3_advanced_data_analysis

Table Calculations vs. Database Calculations

Overview

Understanding when to perform calculations in the visualization layer versus the database layer is crucial for performance and accuracy.

Table Calculations

Processing Location: Performed locally in the visualization tool
Timing: After aggregations have occurred
Pros:
- Respond to filters and context changes
- More flexible and dynamic
- Can be adjusted without modifying source data
Cons:
- May be slower with large datasets
- Limited by local processing power

Common Table Calculations:

Running totals
Percent of total
Difference from previous
Moving averages
Rank and percentile

Database Calculations

Processing Location: Performed in the source database
Timing: As part of the query to the data source
Pros:
- Faster for large datasets
- Leverages database optimization
- Consistent results across different views
Cons:
- Fixed results (ignore some filters)
- Require database query modification

When to Use Each:

Use table calculations when results need to adapt to filters and user interactions
Use database calculations when dealing with large datasets or when filter context should not affect the calculation

Ranking Functions

Types of Rank Calculations

Standard Rank (RANK)

Behavior: Identical values receive identical rank
Gap Handling: Skips ranks after ties
Example: Values [100, 90, 90, 80] → Ranks [1, 2, 2, 4]

Dense Rank (RANK_DENSE)

Behavior: Identical values receive identical rank
Gap Handling: No gaps in ranking sequence
Example: Values [100, 90, 90, 80] → Ranks [1, 2, 2, 3]

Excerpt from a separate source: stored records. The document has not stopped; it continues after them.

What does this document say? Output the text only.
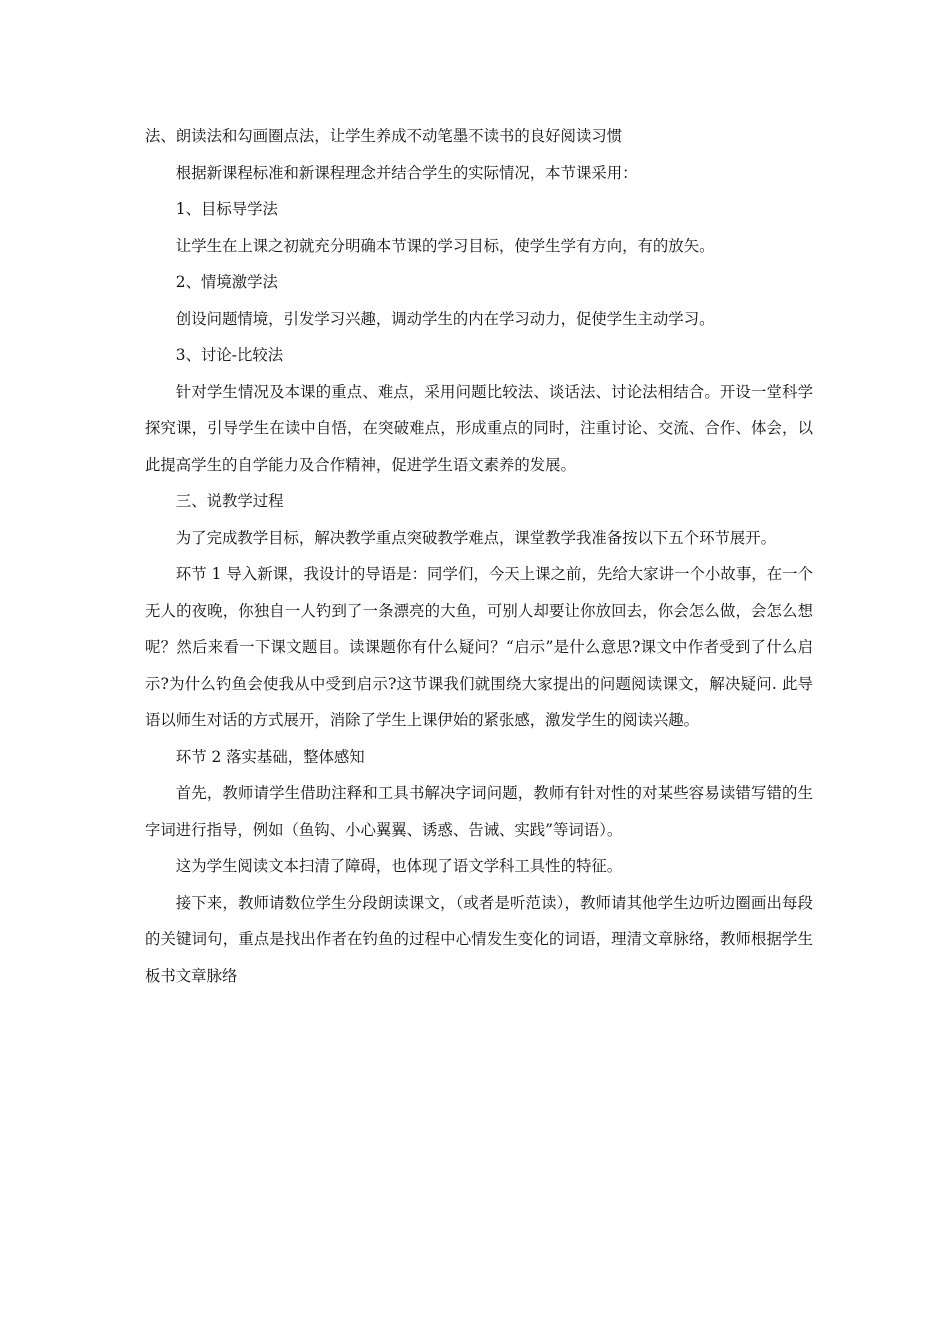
法、朗读法和勾画圈点法，让学生养成不动笔墨不读书的良好阅读习惯

根据新课程标准和新课程理念并结合学生的实际情况，本节课采用：

1、目标导学法

让学生在上课之初就充分明确本节课的学习目标，使学生学有方向，有的放矢。

2、情境激学法

创设问题情境，引发学习兴趣，调动学生的内在学习动力，促使学生主动学习。

3、讨论-比较法

针对学生情况及本课的重点、难点，采用问题比较法、谈话法、讨论法相结合。开设一堂科学探究课，引导学生在读中自悟，在突破难点，形成重点的同时，注重讨论、交流、合作、体会，以此提高学生的自学能力及合作精神，促进学生语文素养的发展。

三、说教学过程

为了完成教学目标，解决教学重点突破教学难点，课堂教学我准备按以下五个环节展开。

环节 1 导入新课，我设计的导语是：同学们，今天上课之前，先给大家讲一个小故事，在一个无人的夜晚，你独自一人钓到了一条漂亮的大鱼，可别人却要让你放回去，你会怎么做，会怎么想呢？然后来看一下课文题目。读课题你有什么疑问？“启示”是什么意思?课文中作者受到了什么启示?为什么钓鱼会使我从中受到启示?这节课我们就围绕大家提出的问题阅读课文，解决疑问. 此导语以师生对话的方式展开，消除了学生上课伊始的紧张感，激发学生的阅读兴趣。

环节 2 落实基础，整体感知

首先，教师请学生借助注释和工具书解决字词问题，教师有针对性的对某些容易读错写错的生字词进行指导，例如（鱼钩、小心翼翼、诱惑、告诫、实践”等词语）。

这为学生阅读文本扫清了障碍，也体现了语文学科工具性的特征。

接下来，教师请数位学生分段朗读课文，（或者是听范读），教师请其他学生边听边圈画出每段的关键词句，重点是找出作者在钓鱼的过程中心情发生变化的词语，理清文章脉络，教师根据学生板书文章脉络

Modified Rank (RANK_MODIFIED)

Behavior: Identical values receive identical rank
Tie Breaking: Uses lower of the possible ranks
Example: Values [100, 90, 90, 80] → Ranks [1, 3, 3, 4]

Unique Rank (RANK_UNIQUE)

Behavior: Every value receives unique rank
Tie Breaking: Based on additional sort criteria (e.g., alphabetical)
Example: Values [100, 90, 90, 80] → Ranks [1, 2, 3, 4]

Ranking Applications

Top N Analysis: Identify top performers
Competitive Analysis: Compare entities directly
Percentile Ranking: Relative performance assessment

Statistical Analysis Techniques

Reference Lines and Bands

Reference Lines

Purpose: Mark specific values on visualizations
Types:
- Constant: Fixed value (e.g., target = 100)
- Average: Mean of the data
- Median: Middle value
- Minimum/Maximum: Range boundaries
- Percentile: Specific percentile value

Reference Bands

Purpose: Highlight ranges of values
Configuration:
- Per Cell: Band for each individual data point
- Per Pane: Band for each category/group
- Per Table: Single band across entire visualization
Usage:
- Show acceptable ranges
- Highlight variance zones
- Create bullet charts

Distribution Analysis

Box Plots (Box and Whisker)

Components:

Box: Interquartile range (25th to 75th percentile)
Median Line: 50th percentile
Whiskers: Extend to minimum and maximum (excluding outliers)
Outliers: Points beyond whiskers

Histogram Analysis

Key Insights:

Central Tendency: Where data clusters
Spread: Width of distribution
Skewness: Asymmetry in distribution
Outliers: Unusual values
Bimodal/Multimodal: Multiple peaks

Forecasting and Trend Analysis

Trend Lines

Types of Trend Models

Linear: Constant rate of change
- Formula: y = mx + b
- Use: Steady growth or decline
Exponential: Accelerating growth/decay
- Formula: y = ae^(bx)
- Use: Viral growth, compound interest
Logarithmic: Rapid initial change, then leveling
- Formula: y = a + b·ln(x)
- Use: Diminishing returns
Polynomial: Multiple inflection points
- Formula: y = a + bx + cx² + …
- Use: Cyclical patterns, complex relationships

Forecasting Techniques

Time Series Forecasting

Moving Averages: Smooth short-term fluctuations
Seasonal Decomposition: Separate trend, seasonality, and residuals
Exponential Smoothing: Weight recent data more heavily

Forecast Components

Trend: Long-term direction
Seasonality: Regular periodic patterns
Cyclical: Longer-term economic cycles
Residual/Error: Random variation

Confidence Intervals

Show range of likely future values
Typically 80% or 95% confidence
Wider intervals indicate more uncertainty

Conditional Logic and Segmentation

Calculated Fields with Logic

IF-THEN-ELSE Logic

Structure:

IF condition THEN result
ELSE IF condition THEN result
ELSE default_result
END

Applications:

Categorization: Classify data into groups
- Example: IF profit > 0 THEN “Profitable” ELSE “Loss” END
Threshold Analysis: Flag values meeting criteria
- Example: IF sales > 100000 THEN “High” ELSE “Low” END
Multi-level Classification: Complex business rules
- Example: Business friendly ratings based on multiple criteria

CASE Statements

Structure:

CASE expression
  WHEN value1 THEN result1
  WHEN value2 THEN result2
  ELSE default_result
END

Use When: Multiple discrete conditions with specific values

Segmentation Analysis

Cohort Analysis

Group data by shared characteristics
Track behavior over time
Common cohorts: Acquisition date, first purchase month

ABC Analysis (Pareto Segmentation)

A Items: Top 20% (generate 80% of value)
B Items: Next 30% (generate 15% of value)
C Items: Bottom 50% (generate 5% of value)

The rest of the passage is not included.